President's Report - March 2004
I write this column from the greyness of southeast England - Cambridge University to be exact. Occasional snowflakes, and light drizzle. Having left Canberra last week in 30 degree heat and clear blue skies, it's a bit of a shock. Peugeots abound on the roads in England. A quick count of cars outside Heathrow airport the other day suggests about 10% of cars and light vans are pugs. Nothing older than 205 and 405 models has been sighted so far. 106, 206, 306, 406, 307 are dominant. Ireland, where I was based last week, was much the same, but perhaps only 6-7% of cars were pugs.
Meanwhile, back in Canberra, we held our first club activity as a BBQ in Lennox Gardens. Grey skies and threatening rain were probably responsible for keeping numbers down, but a group of hardy souls braved the less-than-favourable weather, and were rewarded with the arrival of Graham Taylor and his new 206 GTI 180. Graham recently traded his "old" 206 GTI which had done far too many kilometres (25,000 I believe). On the home front, Sue and I took a trip to Mt Buffalo, in the Victorian mountains, in mid February.
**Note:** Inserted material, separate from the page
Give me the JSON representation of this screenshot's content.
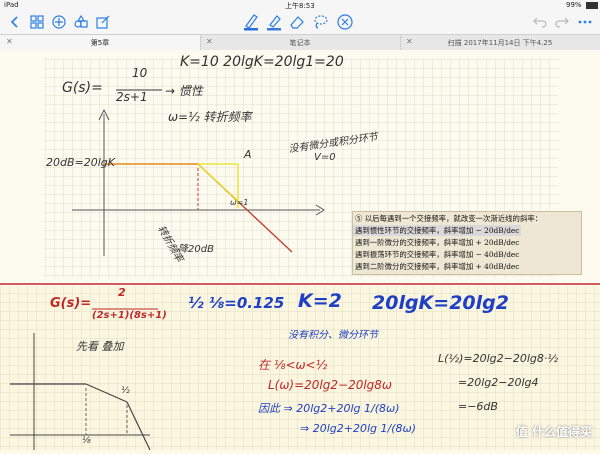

The outside temperature was 42 degrees as we motored through Albury, but rapidly cooled as we went into the mountains. We then enjoyed 5 warm sunny days, camping at Lake Catani in the Mt Buffalo National Park.
On the way home we spent a wonderful night in Beechworth at a B&B, and enjoyed dinner at the Bank Restaurant in town. The next day we motored home through the mountains from Corryong to Thredbo, and home via Cooma. The 405 drove beautifully, though it ran slightly warmer than usual with the air conditioning on high - a combination of the hills and hot weather.
At this month's first club meeting of the year we've got club identity and long-time Peugeot motorsport competitor Jim Taylor coming along. Jim has rallied 504s with great success over the years and last year acquired an original Jaguar-Rover Australia (remember when they held the Peugeot franchise in the '80s?) 205 GTi set up for racing.
Complete with roll-cage, the motor is European specs and consequently warmer than those sold here. Jim's been working on the car and was due to take it to Wakefield Park at Goulburn for its first run last week. Come along and hear him talk about this legendary quick car with its astonishing roadholding capabilities.